Jadi tak asal punya anggaran yang cukup bisa membeli pesawat tempur, butuh lobby-lobby yang panjang agar pesawat itu bisa diakuisisi oleh sebuah negara, dan tak semua disetujui.
Proses penyerahan Rafale pertama, rencananya baru akan dilakukan setelah tahun 2026. Untuk itu lah makanya dalam hal procurement pesawat tempur atau Alutsista lainnya  berbeda dengan pengadaan barang yang lain, karena pemesanannyq harus dilakukan jauh-jauh hari yang biasanya disesuaikan rencana strategia Alutsista negara bersangkutan dan anggaran yang disiapkan harus bersifat multi years dengan perlakuan khusus
Selain Rafale, Indonesia pun sangat berpeluang untuk mendapatkan jet tempur super canggih lain, tapi ini produksi pabrikan pesawat asal Amerika Serikat, Boeing, yakni F-15EX Eagle II, yang pembeliannya sudah disetujui secara resmi dan tertulis oleh Pemerintah Amerika Serikat.

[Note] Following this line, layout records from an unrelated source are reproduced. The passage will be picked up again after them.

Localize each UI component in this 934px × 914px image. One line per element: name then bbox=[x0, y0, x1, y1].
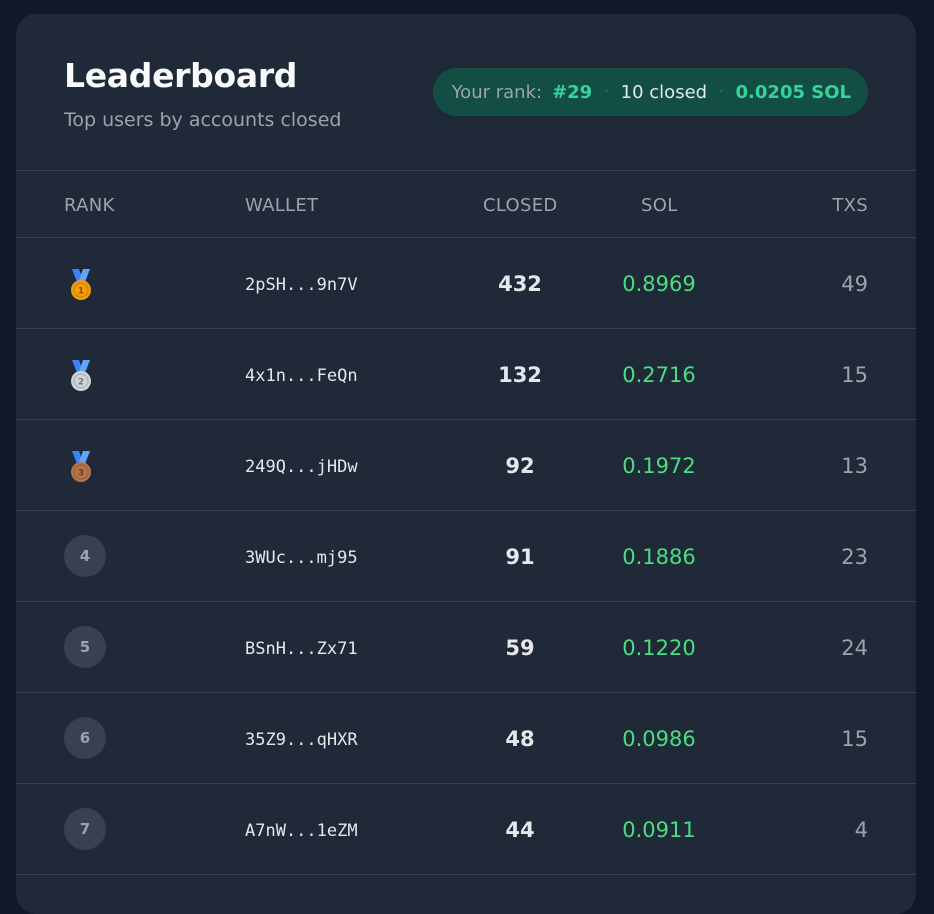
your-rank-label: Your rank: bbox=[451, 81, 543, 103]
column-header-closed: CLOSED bbox=[483, 195, 558, 216]
sol-amount: 0.1972 bbox=[622, 454, 696, 478]
silver-medal-icon: 2 bbox=[71, 360, 91, 391]
wallet-address[interactable]: A7nW...1eZM bbox=[245, 821, 358, 841]
separator-dot: · bbox=[719, 84, 724, 100]
tx-count: 15 bbox=[841, 363, 868, 387]
table-row: 6 35Z9...qHXR 48 0.0986 15 bbox=[16, 693, 916, 784]
gold-medal-icon: 1 bbox=[71, 269, 91, 300]
wallet-address[interactable]: 4x1n...FeQn bbox=[245, 366, 358, 386]
medal-rank-number: 1 bbox=[78, 287, 84, 297]
closed-count: 44 bbox=[505, 818, 535, 842]
wallet-address[interactable]: 3WUc...mj95 bbox=[245, 548, 358, 568]
medal-rank-number: 3 bbox=[78, 469, 84, 479]
closed-count: 432 bbox=[498, 272, 542, 296]
separator-dot: · bbox=[604, 84, 609, 100]
sol-amount: 0.0986 bbox=[622, 727, 696, 751]
your-rank-value: #29 bbox=[552, 81, 593, 103]
closed-count: 132 bbox=[498, 363, 542, 387]
sol-amount: 0.1220 bbox=[622, 636, 696, 660]
tx-count: 24 bbox=[841, 636, 868, 660]
wallet-address[interactable]: 35Z9...qHXR bbox=[245, 730, 358, 750]
table-body: 1 2pSH...9n7V 432 0.8969 49 2 4x1n...FeQn 132 0.… bbox=[16, 238, 916, 875]
rank-badge: 5 bbox=[64, 626, 106, 668]
page-subtitle: Top users by accounts closed bbox=[64, 109, 342, 131]
rank-badge: 4 bbox=[64, 535, 106, 577]
tx-count: 15 bbox=[841, 727, 868, 751]
sol-amount: 0.1886 bbox=[622, 545, 696, 569]
column-header-rank: RANK bbox=[64, 195, 115, 216]
wallet-address[interactable]: 2pSH...9n7V bbox=[245, 275, 358, 295]
column-header-txs: TXS bbox=[832, 195, 868, 216]
closed-count: 91 bbox=[505, 545, 535, 569]
closed-count: 48 bbox=[505, 727, 535, 751]
table-row: 2 4x1n...FeQn 132 0.2716 15 bbox=[16, 329, 916, 420]
leaderboard-card: Leaderboard Top users by accounts closed… bbox=[16, 14, 916, 914]
column-header-wallet: WALLET bbox=[245, 195, 319, 216]
table-row: 1 2pSH...9n7V 432 0.8969 49 bbox=[16, 238, 916, 329]
wallet-address[interactable]: 249Q...jHDw bbox=[245, 457, 358, 477]
table-row: 3 249Q...jHDw 92 0.1972 13 bbox=[16, 420, 916, 511]
column-header-sol: SOL bbox=[641, 195, 678, 216]
tx-count: 13 bbox=[841, 454, 868, 478]
table-row: 4 3WUc...mj95 91 0.1886 23 bbox=[16, 511, 916, 602]
sol-amount: 0.2716 bbox=[622, 363, 696, 387]
page-title: Leaderboard bbox=[64, 56, 298, 95]
tx-count: 23 bbox=[841, 545, 868, 569]
bronze-medal-icon: 3 bbox=[71, 451, 91, 482]
rank-badge: 6 bbox=[64, 717, 106, 759]
tx-count: 49 bbox=[841, 272, 868, 296]
closed-count: 92 bbox=[505, 454, 535, 478]
table-row: 7 A7nW...1eZM 44 0.0911 4 bbox=[16, 784, 916, 875]
your-sol-amount: 0.0205 SOL bbox=[735, 81, 851, 103]
table-row: 5 BSnH...Zx71 59 0.1220 24 bbox=[16, 602, 916, 693]
leaderboard-header: Leaderboard Top users by accounts closed… bbox=[16, 14, 916, 171]
sol-amount: 0.8969 bbox=[622, 272, 696, 296]
sol-amount: 0.0911 bbox=[622, 818, 696, 842]
medal-rank-number: 2 bbox=[78, 378, 84, 388]
your-rank-badge: Your rank: #29 · 10 closed · 0.0205 SOL bbox=[432, 68, 868, 116]
tx-count: 4 bbox=[854, 818, 868, 842]
closed-count: 59 bbox=[505, 636, 535, 660]
wallet-address[interactable]: BSnH...Zx71 bbox=[245, 639, 358, 659]
rank-badge: 7 bbox=[64, 808, 106, 850]
table-header: RANK WALLET CLOSED SOL TXS bbox=[16, 171, 916, 238]
your-closed-count: 10 closed bbox=[620, 81, 708, 103]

Indonesia berpotensi untuk mendapatkan 36 unit jet tempur F-15EX dengan nilai pembelian ditaksir mencapai US$ 13,9 milyar atau Rp.208,5 triliun.
Tentu saja hal ini sangat positif bagi sistem pertahanan Indonesia, meskipun tetap saja yang paling penting adalah man behind the gun-nya.
Oleh sebab itu, profesionalisme prajurit TNI harus terus dikembangkan. Dan jangan lupa ancaman keamanan itu datangnya tak hanya dari sisi militer, ada ancaman kemanan nasional lain yang harus diwaspadai seperti siber, narkoba, dan lainnya.